Top Automation Tools for Mainframe Testing
Here are the top automation tools for mainframe testing:
1. QTP (QuickTest Professional)
Now known as UFT (Unified Functional Testing), QTP is a widely used tool for automated functional and regression testing, particularly for web, mobile, and enterprise applications.
Mainframe Use: QTP can be used to automate mainframe testing. It can replicate user interactions with the mainframe’s terminal interface.
It supports scripting in VBScript, allowing testers to create reusable test scripts and integrate them with other test management tools.
Key Features:
- GUI and command-line interface support
- Integrates with ALM (Application Lifecycle Management) tools
- Object recognition capabilities for testing mainframe screens
2. Rexx
Rexx (Restructured Extended Executor) is a powerful, high-level programming language that is commonly used on IBM mainframe systems. It’s designed for ease of use and often employed to automate tasks, processes, and data manipulation on mainframe environments.

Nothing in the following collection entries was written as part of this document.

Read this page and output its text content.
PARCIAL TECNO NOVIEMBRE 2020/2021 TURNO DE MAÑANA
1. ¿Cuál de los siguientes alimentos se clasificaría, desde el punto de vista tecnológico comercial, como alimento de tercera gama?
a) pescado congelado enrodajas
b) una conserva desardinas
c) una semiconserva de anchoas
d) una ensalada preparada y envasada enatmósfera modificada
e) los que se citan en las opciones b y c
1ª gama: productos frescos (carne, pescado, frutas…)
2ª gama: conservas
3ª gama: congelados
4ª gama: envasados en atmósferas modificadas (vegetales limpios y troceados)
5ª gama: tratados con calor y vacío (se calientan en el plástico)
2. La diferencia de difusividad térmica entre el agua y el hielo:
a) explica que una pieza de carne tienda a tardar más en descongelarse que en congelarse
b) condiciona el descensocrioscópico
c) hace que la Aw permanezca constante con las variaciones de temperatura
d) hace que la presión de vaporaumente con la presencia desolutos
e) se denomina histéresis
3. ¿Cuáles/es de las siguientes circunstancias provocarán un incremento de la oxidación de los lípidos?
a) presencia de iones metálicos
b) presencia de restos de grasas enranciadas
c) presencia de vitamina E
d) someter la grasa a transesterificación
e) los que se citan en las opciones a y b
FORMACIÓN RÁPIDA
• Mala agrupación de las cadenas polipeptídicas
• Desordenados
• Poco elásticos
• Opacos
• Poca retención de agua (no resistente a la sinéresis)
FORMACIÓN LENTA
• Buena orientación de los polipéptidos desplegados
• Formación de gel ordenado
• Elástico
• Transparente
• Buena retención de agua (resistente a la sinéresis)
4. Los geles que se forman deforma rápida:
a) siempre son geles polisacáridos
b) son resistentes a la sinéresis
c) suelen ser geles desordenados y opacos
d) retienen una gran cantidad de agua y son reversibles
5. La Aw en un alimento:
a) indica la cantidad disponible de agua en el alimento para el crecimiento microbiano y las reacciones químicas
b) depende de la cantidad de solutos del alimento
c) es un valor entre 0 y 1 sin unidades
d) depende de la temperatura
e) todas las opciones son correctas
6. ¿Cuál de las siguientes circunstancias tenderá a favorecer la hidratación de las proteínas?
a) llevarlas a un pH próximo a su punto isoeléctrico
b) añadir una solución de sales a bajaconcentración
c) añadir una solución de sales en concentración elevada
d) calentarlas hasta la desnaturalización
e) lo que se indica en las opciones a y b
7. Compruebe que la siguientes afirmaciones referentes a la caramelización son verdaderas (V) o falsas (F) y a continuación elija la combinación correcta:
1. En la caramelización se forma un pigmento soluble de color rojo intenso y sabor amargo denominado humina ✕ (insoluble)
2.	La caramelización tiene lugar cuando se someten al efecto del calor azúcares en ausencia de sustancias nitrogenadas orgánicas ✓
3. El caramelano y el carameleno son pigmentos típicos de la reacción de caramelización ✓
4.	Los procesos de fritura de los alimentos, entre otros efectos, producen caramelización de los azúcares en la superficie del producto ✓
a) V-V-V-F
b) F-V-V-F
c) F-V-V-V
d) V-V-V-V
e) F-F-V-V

Mainframe Use: Rexx scripts can be written to automate complex testing processes, like batch job testing, data validation, and system-level testing. It works seamlessly with the IBM z/OS platform and other mainframe environments.
Key Features:
- Simple syntax for creating automation scripts
- Highly customizable for specific mainframe tasks
- Direct integration with mainframe data and systems
3. IBM Rational Test Workbench
This is a comprehensive suite from IBM designed for automated testing of mainframe applications. It includes a range of tools for test planning, test execution, and defect tracking.
Mainframe Use: IBM Rational Test Workbench is ideal for automated testing of complex mainframe applications. It supports mainframe applications running on IBM z/OS, enabling users to test traditional and modern applications in a single integrated environment.
Key Features:
- Supports both functional and performance testing
- Automated test generation based on application behavior
- Integration with other IBM tools like Rational Quality Manager for test management
Benefits of Mainframe Testing
Mainframe testing has a lot of important benefits that facilitate the smooth running of critical business systems. Here are a few of the main benefits:
- Performance Assurance: It checks that the system can handle large amounts of data and transactions seamlessly.

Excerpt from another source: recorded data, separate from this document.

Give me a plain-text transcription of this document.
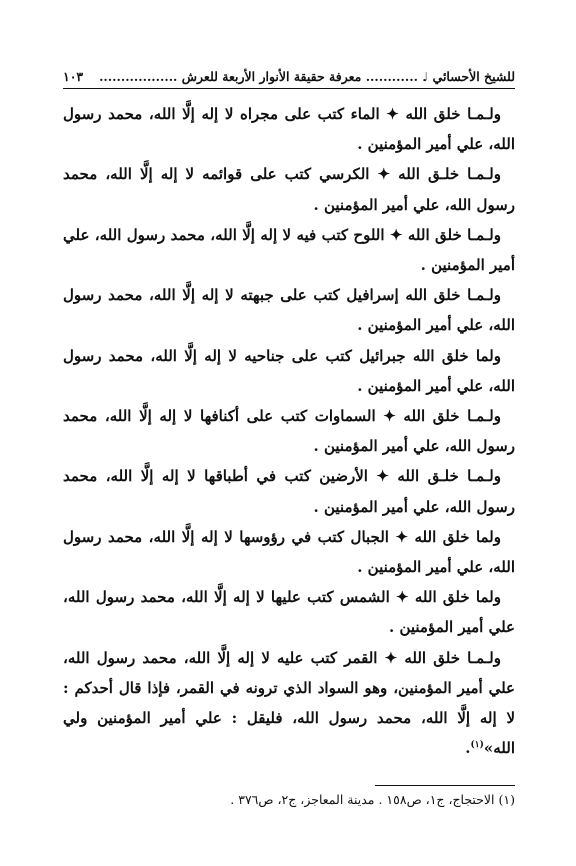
للشيخ الأحسائي ♩ ............ معرفة حقيقة الأنوار الأربعة للعرش ..................
١٠٣

ولـمـا خلق الله ✦ الماء كتب على مجراه لا إله إلَّا الله، محمد رسول الله، علي أمير المؤمنين .

ولـمـا خلـق الله ✦ الكرسي كتب على قوائمه لا إله إلَّا الله، محمد رسول الله، علي أمير المؤمنين .

ولـمـا خلق الله ✦ اللوح كتب فيه لا إله إلَّا الله، محمد رسول الله، علي أمير المؤمنين .

ولـمـا خلق الله إسرافيل كتب على جبهته لا إله إلَّا الله، محمد رسول الله، علي أمير المؤمنين .

ولما خلق الله جبرائيل كتب على جناحيه لا إله إلَّا الله، محمد رسول الله، علي أمير المؤمنين .

ولـمـا خلق الله ✦ السماوات كتب على أكنافها لا إله إلَّا الله، محمد رسول الله، علي أمير المؤمنين .

ولـمـا خلـق الله ✦ الأرضين كتب في أطباقها لا إله إلَّا الله، محمد رسول الله، علي أمير المؤمنين .

ولما خلق الله ✦ الجبال كتب في رؤوسها لا إله إلَّا الله، محمد رسول الله، علي أمير المؤمنين .

ولما خلق الله ✦ الشمس كتب عليها لا إله إلَّا الله، محمد رسول الله، علي أمير المؤمنين .

ولـمـا خلق الله ✦ القمر كتب عليه لا إله إلَّا الله، محمد رسول الله، علي أمير المؤمنين، وهو السواد الذي ترونه في القمر، فإذا قال أحدكم : لا إله إلَّا الله، محمد رسول الله، فليقل : علي أمير المؤمنين ولي الله»$^{(١)}$.

(١) الاحتجاج، ج١، ص١٥٨ . مدينة المعاجز، ج٢، ص٣٧٦ .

- Data Integrity: Ensure proper processing of data and its accuracy to avoid errors and corruption.
- Security: Testing helps find security issues and ensures the system follows privacy laws like GDPR, HIPAA, and PCI-DSS.

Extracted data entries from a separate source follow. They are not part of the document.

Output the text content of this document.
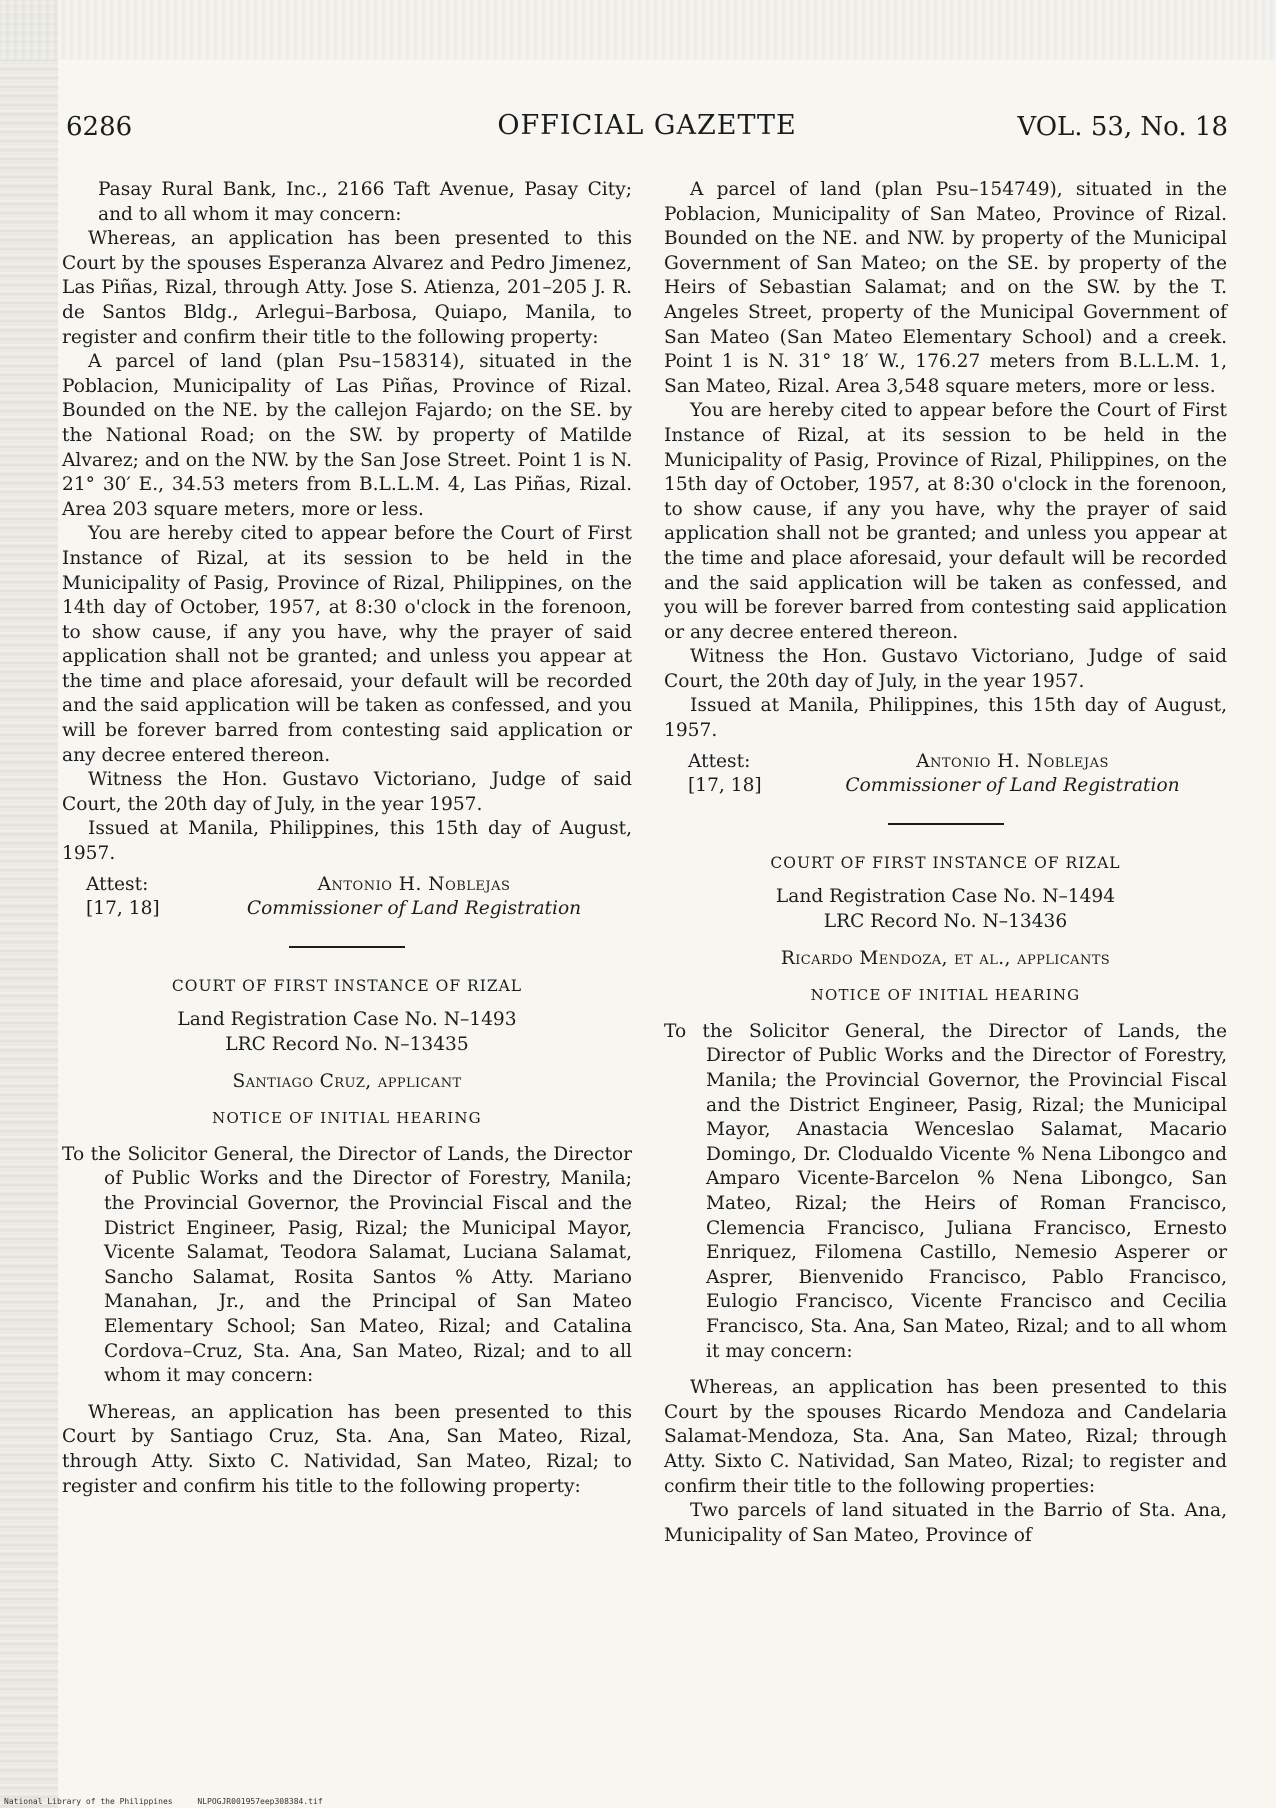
6286	OFFICIAL GAZETTE	VOL. 53, No. 18

Pasay Rural Bank, Inc., 2166 Taft Avenue, Pasay City; and to all whom it may concern:

Whereas, an application has been presented to this Court by the spouses Esperanza Alvarez and Pedro Jimenez, Las Piñas, Rizal, through Atty. Jose S. Atienza, 201–205 J. R. de Santos Bldg., Arlegui–Barbosa, Quiapo, Manila, to register and confirm their title to the following property:

A parcel of land (plan Psu–158314), situated in the Poblacion, Municipality of Las Piñas, Province of Rizal. Bounded on the NE. by the callejon Fajardo; on the SE. by the National Road; on the SW. by property of Matilde Alvarez; and on the NW. by the San Jose Street. Point 1 is N. 21° 30′ E., 34.53 meters from B.L.L.M. 4, Las Piñas, Rizal. Area 203 square meters, more or less.

You are hereby cited to appear before the Court of First Instance of Rizal, at its session to be held in the Municipality of Pasig, Province of Rizal, Philippines, on the 14th day of October, 1957, at 8:30 o'clock in the forenoon, to show cause, if any you have, why the prayer of said application shall not be granted; and unless you appear at the time and place aforesaid, your default will be recorded and the said application will be taken as confessed, and you will be forever barred from contesting said application or any decree entered thereon.

Witness the Hon. Gustavo Victoriano, Judge of said Court, the 20th day of July, in the year 1957.

Issued at Manila, Philippines, this 15th day of August, 1957.

Attest:	Antonio H. Noblejas
[17, 18]	Commissioner of Land Registration

COURT OF FIRST INSTANCE OF RIZAL

Land Registration Case No. N–1493

LRC Record No. N–13435

Santiago Cruz, applicant

NOTICE OF INITIAL HEARING

To the Solicitor General, the Director of Lands, the Director of Public Works and the Director of Forestry, Manila; the Provincial Governor, the Provincial Fiscal and the District Engineer, Pasig, Rizal; the Municipal Mayor, Vicente Salamat, Teodora Salamat, Luciana Salamat, Sancho Salamat, Rosita Santos % Atty. Mariano Manahan, Jr., and the Principal of San Mateo Elementary School; San Mateo, Rizal; and Catalina Cordova–Cruz, Sta. Ana, San Mateo, Rizal; and to all whom it may concern:

Whereas, an application has been presented to this Court by Santiago Cruz, Sta. Ana, San Mateo, Rizal, through Atty. Sixto C. Natividad, San Mateo, Rizal; to register and confirm his title to the following property:

A parcel of land (plan Psu–154749), situated in the Poblacion, Municipality of San Mateo, Province of Rizal. Bounded on the NE. and NW. by property of the Municipal Government of San Mateo; on the SE. by property of the Heirs of Sebastian Salamat; and on the SW. by the T. Angeles Street, property of the Municipal Government of San Mateo (San Mateo Elementary School) and a creek. Point 1 is N. 31° 18′ W., 176.27 meters from B.L.L.M. 1, San Mateo, Rizal. Area 3,548 square meters, more or less.

You are hereby cited to appear before the Court of First Instance of Rizal, at its session to be held in the Municipality of Pasig, Province of Rizal, Philippines, on the 15th day of October, 1957, at 8:30 o'clock in the forenoon, to show cause, if any you have, why the prayer of said application shall not be granted; and unless you appear at the time and place aforesaid, your default will be recorded and the said application will be taken as confessed, and you will be forever barred from contesting said application or any decree entered thereon.

Witness the Hon. Gustavo Victoriano, Judge of said Court, the 20th day of July, in the year 1957.

Issued at Manila, Philippines, this 15th day of August, 1957.

Attest:	Antonio H. Noblejas
[17, 18]	Commissioner of Land Registration

COURT OF FIRST INSTANCE OF RIZAL

Land Registration Case No. N–1494

LRC Record No. N–13436

Ricardo Mendoza, et al., applicants

NOTICE OF INITIAL HEARING

To the Solicitor General, the Director of Lands, the Director of Public Works and the Director of Forestry, Manila; the Provincial Governor, the Provincial Fiscal and the District Engineer, Pasig, Rizal; the Municipal Mayor, Anastacia Wenceslao Salamat, Macario Domingo, Dr. Clodualdo Vicente % Nena Libongco and Amparo Vicente-Barcelon % Nena Libongco, San Mateo, Rizal; the Heirs of Roman Francisco, Clemencia Francisco, Juliana Francisco, Ernesto Enriquez, Filomena Castillo, Nemesio Asperer or Asprer, Bienvenido Francisco, Pablo Francisco, Eulogio Francisco, Vicente Francisco and Cecilia Francisco, Sta. Ana, San Mateo, Rizal; and to all whom it may concern:

Whereas, an application has been presented to this Court by the spouses Ricardo Mendoza and Candelaria Salamat-Mendoza, Sta. Ana, San Mateo, Rizal; through Atty. Sixto C. Natividad, San Mateo, Rizal; to register and confirm their title to the following properties:

Two parcels of land situated in the Barrio of Sta. Ana, Municipality of San Mateo, Province of

National Library of the Philippines	NLPOGJR001957eep308384.tif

- Cost-Effective Maintenance: Regular testing detects problems early. Thus saving money on repairs and avoiding downtime.
- Compatibility Testing: Ensures mainframes work well with new technologies like cloud services and mobile apps.
Best Practices For Mainframe Testing
To make mainframe testing as effective as possible, follow these best practices:
- Test with Realistic Data: Always use test data that closely matches real-world situations. If real data is too sensitive, use data masking.
- Automate Repetitive Tests: Automate repeating tests (like regression tests) to save time and spot problems faster.
- Collaborate with Developers: Work with developers to understand the system’s details and create improved test cases.
- Prioritize Performance Testing: Since mainframes deal with a lot of data, make it a point to test how the system holds up under heavy loads.
- Monitor System Metrics: Analyze key metrics like CPU usage, memory, and response times to spot any performance issues.
- Thorough Documentation: Keep detailed records of tests, results, and bugs so you can track progress and communicate issues clearly.
- Test Compatibility: Make sure the system works well with other modern tech, like new databases or cloud platforms.
Conclusion
Mainframe testing is quite important to maintain the security, reliability, and performance of legacy systems.
Follow best practices like automating tests, and prioritizing performance, to run your mainframe system smoothly. This reduces downtime, protects data, and ensures the system meets both internal needs and customer expectations.